As the combination of renewable electrification and EV adoption takes hold over the next decade, the demand for metals is expected to explode. That’s bullish for base metals, and for the mining industry.
Metals and mining stocks are perceived to be value stocks. They are about to become growth stocks over the next few years.
However, the industry faces a number of cyclical cross currents over the next 6-12 months. The bull case consists of rising cyclical demand as the global economy re-opens after the pandemic. Numerous indicators signal a V-shaped recovery. Job postings have risen to pre-pandemic levels.
IHS Markit reported a spike in global input costs and selling prices. Translation: rising input costs mean commodity inflation.
Global industrial metals PMIs are spiking. Copper PMI shows strength in the US and Europe, but some softness in Asia.
This brings me the key cyclical risk to the metals complex. China is slowing. A year after it engaged in a bout of emergency stimulus, Beijing is pivoting to a policy approach of quality over quantity growth. Credit growth is rolling over.
As a sign of Beijing’s policy tightness, corporate borrowings have been falling. In particular, the borrowings of government-backed SOEs have fallen the most.
In the past, commodity prices have been correlated with changes in Chinese credit. However, investors need in mind the bullish cyclical effects of the global economic recovery as an offsetting bullish factor.

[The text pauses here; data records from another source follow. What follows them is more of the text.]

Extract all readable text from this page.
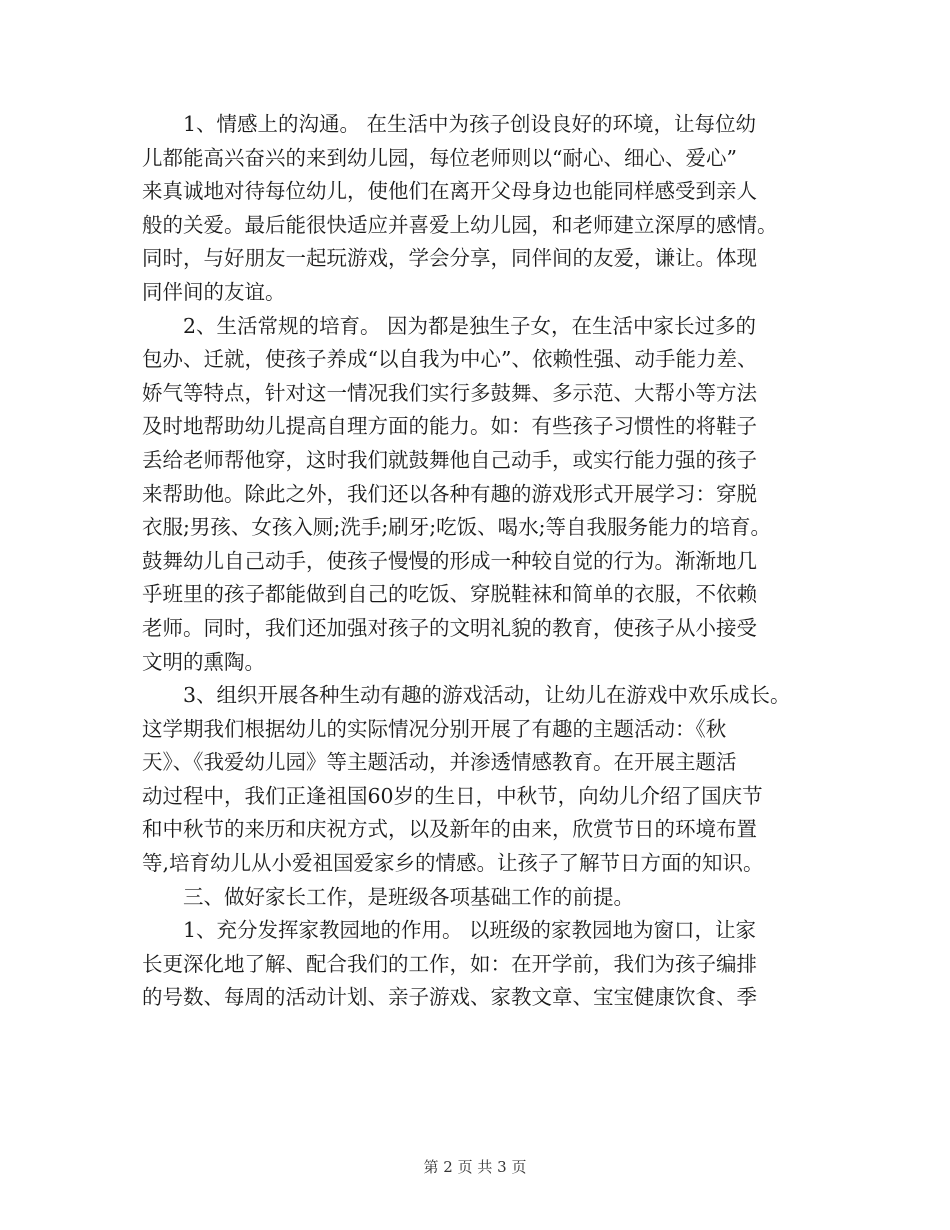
　　1、情感上的沟通。 在生活中为孩子创设良好的环境，让每位幼
儿都能高兴奋兴的来到幼儿园，每位老师则以“耐心、细心、爱心”
来真诚地对待每位幼儿，使他们在离开父母身边也能同样感受到亲人
般的关爱。最后能很快适应并喜爱上幼儿园，和老师建立深厚的感情。
同时，与好朋友一起玩游戏，学会分享，同伴间的友爱，谦让。体现
同伴间的友谊。
　　2、生活常规的培育。 因为都是独生子女，在生活中家长过多的
包办、迁就，使孩子养成“以自我为中心”、依赖性强、动手能力差、
娇气等特点，针对这一情况我们实行多鼓舞、多示范、大帮小等方法
及时地帮助幼儿提高自理方面的能力。如：有些孩子习惯性的将鞋子
丢给老师帮他穿，这时我们就鼓舞他自己动手，或实行能力强的孩子
来帮助他。除此之外，我们还以各种有趣的游戏形式开展学习：穿脱
衣服;男孩、女孩入厕;洗手;刷牙;吃饭、喝水;等自我服务能力的培育。
鼓舞幼儿自己动手，使孩子慢慢的形成一种较自觉的行为。渐渐地几
乎班里的孩子都能做到自己的吃饭、穿脱鞋袜和简单的衣服，不依赖
老师。同时，我们还加强对孩子的文明礼貌的教育，使孩子从小接受
文明的熏陶。
　　3、组织开展各种生动有趣的游戏活动，让幼儿在游戏中欢乐成长。
这学期我们根据幼儿的实际情况分别开展了有趣的主题活动：《秋
天》、《我爱幼儿园》等主题活动，并渗透情感教育。在开展主题活
动过程中，我们正逢祖国60岁的生日，中秋节，向幼儿介绍了国庆节
和中秋节的来历和庆祝方式，以及新年的由来，欣赏节日的环境布置
等,培育幼儿从小爱祖国爱家乡的情感。让孩子了解节日方面的知识。
　　三、做好家长工作，是班级各项基础工作的前提。
　　1、充分发挥家教园地的作用。 以班级的家教园地为窗口，让家
长更深化地了解、配合我们的工作，如：在开学前，我们为孩子编排
的号数、每周的活动计划、亲子游戏、家教文章、宝宝健康饮食、季
第 2 页 共 3 页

What does this mean for investors?
First, my preferred diversified ETF of choice is iShares MSCI Global Metals & Mining Producers ETF (PICK), which allows the investor exposure to a variety of global and non-US mining companies. As the table below shows, the largest US company on the list ranks fifth in portfolio weight, indicating a lack of choice for American investors in this industry.

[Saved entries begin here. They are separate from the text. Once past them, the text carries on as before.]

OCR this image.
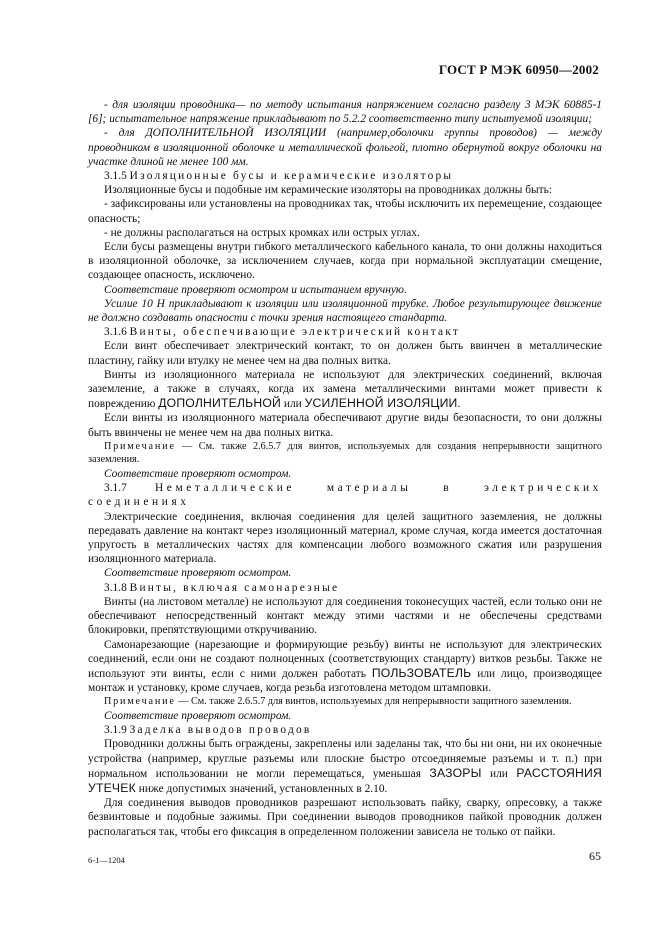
ГОСТ Р МЭК 60950—2002

- для изоляции проводника— по методу испытания напряжением согласно разделу 3 МЭК 60885-1 [6]; испытательное напряжение прикладывают по 5.2.2 соответственно типу испытуемой изоляции;

- для ДОПОЛНИТЕЛЬНОЙ ИЗОЛЯЦИИ (например,оболочки группы проводов) — между проводником в изоляционной оболочке и металлической фольгой, плотно обернутой вокруг оболочки на участке длиной не менее 100 мм.

3.1.5 Изоляционные бусы и керамические изоляторы

Изоляционные бусы и подобные им керамические изоляторы на проводниках должны быть:

- зафиксированы или установлены на проводниках так, чтобы исключить их перемещение, создающее опасность;

- не должны располагаться на острых кромках или острых углах.

Если бусы размещены внутри гибкого металлического кабельного канала, то они должны находиться в изоляционной оболочке, за исключением случаев, когда при нормальной эксплуатации смещение, создающее опасность, исключено.

Соответствие проверяют осмотром и испытанием вручную.

Усилие 10 Н прикладывают к изоляции или изоляционной трубке. Любое результирующее движение не должно создавать опасности с точки зрения настоящего стандарта.

3.1.6 Винты, обеспечивающие электрический контакт

Если винт обеспечивает электрический контакт, то он должен быть ввинчен в металлические пластину, гайку или втулку не менее чем на два полных витка.

Винты из изоляционного материала не используют для электрических соединений, включая заземление, а также в случаях, когда их замена металлическими винтами может привести к повреждению ДОПОЛНИТЕЛЬНОЙ или УСИЛЕННОЙ ИЗОЛЯЦИИ.

Если винты из изоляционного материала обеспечивают другие виды безопасности, то они должны быть ввинчены не менее чем на два полных витка.

Примечание — См. также 2.6.5.7 для винтов, используемых для создания непрерывности защитного заземления.

Соответствие проверяют осмотром.

3.1.7 Неметаллические материалы в электрических соединениях

Электрические соединения, включая соединения для целей защитного заземления, не должны передавать давление на контакт через изоляционный материал, кроме случая, когда имеется достаточная упругость в металлических частях для компенсации любого возможного сжатия или разрушения изоляционного материала.

Соответствие проверяют осмотром.

3.1.8 Винты, включая самонарезные

Винты (на листовом металле) не используют для соединения токонесущих частей, если только они не обеспечивают непосредственный контакт между этими частями и не обеспечены средствами блокировки, препятствующими откручиванию.

Самонарезающие (нарезающие и формирующие резьбу) винты не используют для электрических соединений, если они не создают полноценных (соответствующих стандарту) витков резьбы. Также не используют эти винты, если с ними должен работать ПОЛЬЗОВАТЕЛЬ или лицо, производящее монтаж и установку, кроме случаев, когда резьба изготовлена методом штамповки.

Примечание — См. также 2.6.5.7 для винтов, используемых для непрерывности защитного заземления.

Соответствие проверяют осмотром.

3.1.9 Заделка выводов проводов

Проводники должны быть ограждены, закреплены или заделаны так, что бы ни они, ни их оконечные устройства (например, круглые разъемы или плоские быстро отсоединяемые разъемы и т. п.) при нормальном использовании не могли перемещаться, уменьшая ЗАЗОРЫ или РАССТОЯНИЯ УТЕЧЕК ниже допустимых значений, установленных в 2.10.

Для соединения выводов проводников разрешают использовать пайку, сварку, опресовку, а также безвинтовые и подобные зажимы. При соединении выводов проводников пайкой проводник должен располагаться так, чтобы его фиксация в определенном положении зависела не только от пайки.

6-1—1204	65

From a technical perspective, PICK is in well-defined uptrends, both on an absolute basis and relative to ACWI. In the short-term, some caution may be warranted as it is exhibiting a series of negative RSI divergences as it broke out to an all-time high.
The deceleration in price momentum is probably attributable to weakness in China. Tactically, I am monitoring the following indicators. First, China’s Economic Surprise Index, which measures whether economic statistics are beating or missing expectations, peaked out last summer and has been falling ever since.
The relative performance of the Chinese stock market to ACWI and the markets of China’s major trading partners are all either falling or trading sideways. This is an indication of a loss of economic momentum throughout the region.
Chinese material stocks have been underperforming global materials and testing a relative support zone, indicating weakness in this sector compared to the rest of the world.
These are all signs of weakness in Chinese infrastructure spending. However, the relative strength of PICK to ACWI is an indication that the market expects the other major regions to become the locomotives of global growth. I am also watching China’s credit market. The Huarong Affair is becoming an acid test as the price of its bonds plunged. The key question is whether Beijing will allow an SOE majority-owned by China’s finance ministry to default on its debt. Should the credit markets become disorderly, the authorities will likely resort to their well-tested method of flooding the financial system with liquidity, which would be supportive of commodity prices.
In conclusion, the mining industry is currently viewed as value stocks with cyclical exposure, which is bullish as the global economy recovers. In addition, it is a beneficiary of the coming electric vehicle boom, which is expected to give the industry some growth characteristics. A short-term risk is a China slowdown which dampens commodity demand. Investors should view any fears related to a Chinese growth pause as a buying opportunity.